We derived the weights of the calibrator using our NLST cohort comprising 1,249 malignant nodules and 14,828 benign nodules. This cohort was also used for the development of the DL algorithm as described in our manuscript. Figures 1 and 2 show the visual assessment of the calibration of the DL algorithm before and after Platt’s scaling through histogram density plots and reliability curves for the NLST and the DLCST cohorts. Table 1 shows the binary cross-entropy loss and the Brier score loss of the algorithm’s outputs on the NLST and DLCST cohorts. Figure 3 shows the calibrated risk scores for the same nodules that were shown in Figure 5 of our manuscript.

**Figure 1.** Visual assessment of the calibration of the deep learning (DL) algorithm for malignancy risk estimation of pulmonary nodules detected at screening CT through histogram density plots of outputs in the development cohort from the National Lung Screening Trial (NLST), left, and the full external validation cohort (DLCST), right, before (top) and after (bottom) calibration with Platt’s scaling.

**Figure 2.** Visual assessment of the calibration of the deep learning (DL) algorithm for malignancy risk estimation of pulmonary nodules through calibration plots (also called reliability diagrams) in the development cohort from the National Lung Screening Trial (NLST), left, and the full external validation cohort from the Danish Lung Cancer Screening Trial (DLCST), right.

**Table 1.** Brier score loss and binary cross-entropy for the DL algorithm on the NLST and DLCST cohorts before and after calibration with Platt’s scaling.
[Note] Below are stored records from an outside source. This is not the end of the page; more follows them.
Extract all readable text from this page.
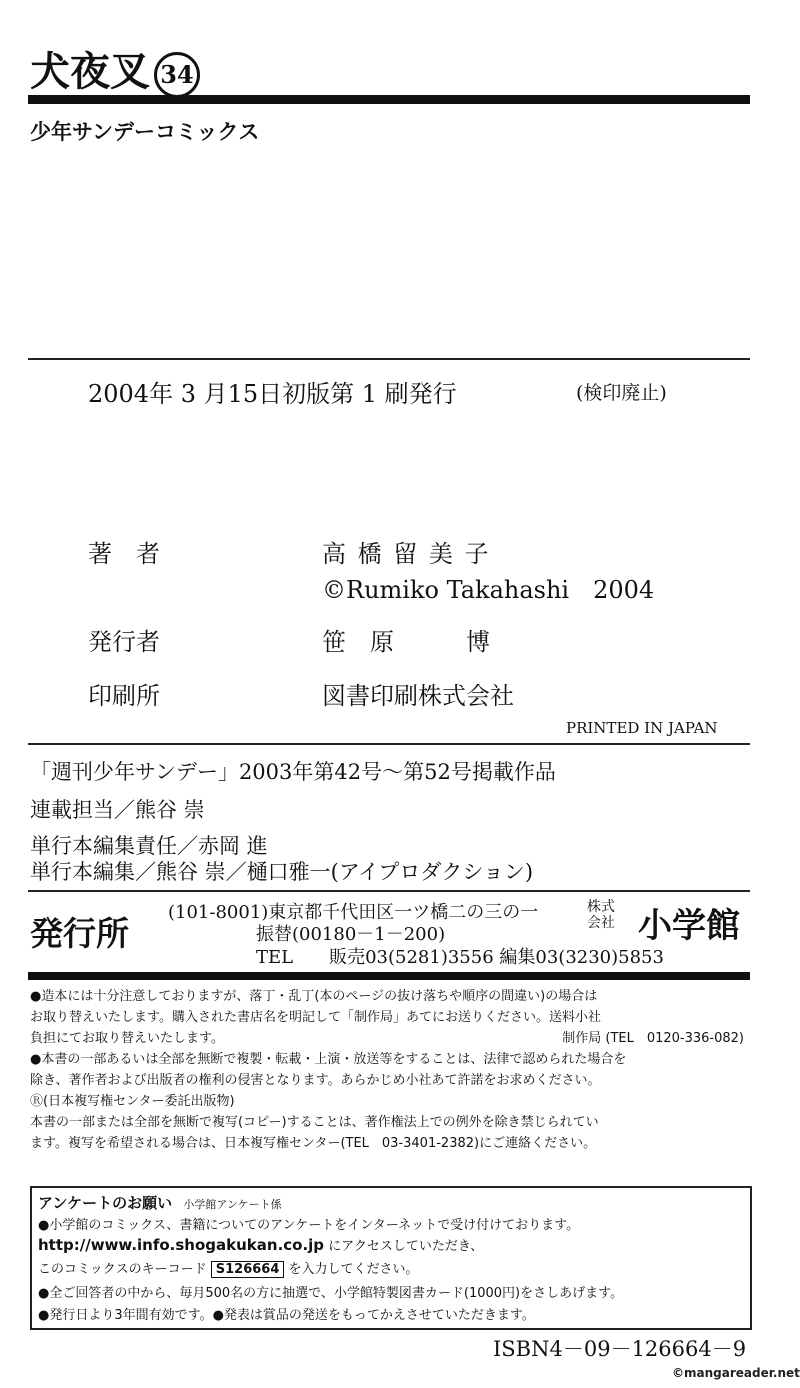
犬夜叉 34
少年サンデーコミックス
2004年 3 月15日初版第 1 刷発行	(検印廃止)
著　者	高 橋 留 美 子
©Rumiko Takahashi　2004
発行者	笹　原　　　博
印刷所	図書印刷株式会社
PRINTED IN JAPAN
「週刊少年サンデー」2003年第42号～第52号掲載作品
連載担当／熊谷 崇
単行本編集責任／赤岡 進
単行本編集／熊谷 崇／樋口雅一(アイプロダクション)
発行所
(101-8001)東京都千代田区一ツ橋二の三の一
振替(00180－1－200)
TEL　　販売03(5281)3556 編集03(3230)5853
株式
会社 小学館

●造本には十分注意しておりますが、落丁・乱丁(本のページの抜け落ちや順序の間違い)の場合は

お取り替えいたします。購入された書店名を明記して「制作局」あてにお送りください。送料小社

負担にてお取り替えいたします。	制作局 (TEL　0120-336-082)

●本書の一部あるいは全部を無断で複製・転載・上演・放送等をすることは、法律で認められた場合を

除き、著作者および出版者の権利の侵害となります。あらかじめ小社あて許諾をお求めください。

Ⓡ(日本複写権センター委託出版物)

本書の一部または全部を無断で複写(コピー)することは、著作権法上での例外を除き禁じられてい

ます。複写を希望される場合は、日本複写権センター(TEL　03-3401-2382)にご連絡ください。

アンケートのお願い 小学館アンケート係
●小学館のコミックス、書籍についてのアンケートをインターネットで受け付けております。
http://www.info.shogakukan.co.jp にアクセスしていただき、
このコミックスのキーコード S126664 を入力してください。
●全ご回答者の中から、毎月500名の方に抽選で、小学館特製図書カード(1000円)をさしあげます。
●発行日より3年間有効です。●発表は賞品の発送をもってかえさせていただきます。
ISBN4－09－126664－9
©mangareader.net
Cohort | Brier score loss | Binary cross-entropy |
---|---|---|

NLST (development) | Uncalibrated: 0.091; Calibrated: 0.049 | Uncalibrated: 0.308; Calibrated: 0.170 |

DLCST (external validation) | Uncalibrated: 0.055; Calibrated: 0.045 | Uncalibrated: 0.211; Calibrated: 0.155 |

**Figure 3.** Examples of CT images in nodules from the Danish Lung Cancer Screening Trial (DLCST) with (A-D) high and (E-H) low agreement between the deep learning (DL) algorithm and the clinicians for malignancy risk estimation. The raw DL outputs are shown along with the calibrated DL risk scores for each nodule from Figure 5 of our publication.

# Summary

The previous version of our deep learning (DL) algorithm for malignancy risk estimation of pulmonary nodules produced uncalibrated malignancy risk scores. The algorithm produced overconfident and polarized outputs, with the malignancy risks close to either 0 or 1. In this article, we described how we used Platt’s scaling to calibrate the DL algorithm’s probabilities. Qualitative assessments through histogram density plots and reliability diagrams and quantitative assessments with the Brier score loss show that the algorithm has better calibration. We made both the uncalibrated outputs and the calibrated outputs available through the publicly available algorithm on grand-challenge.org.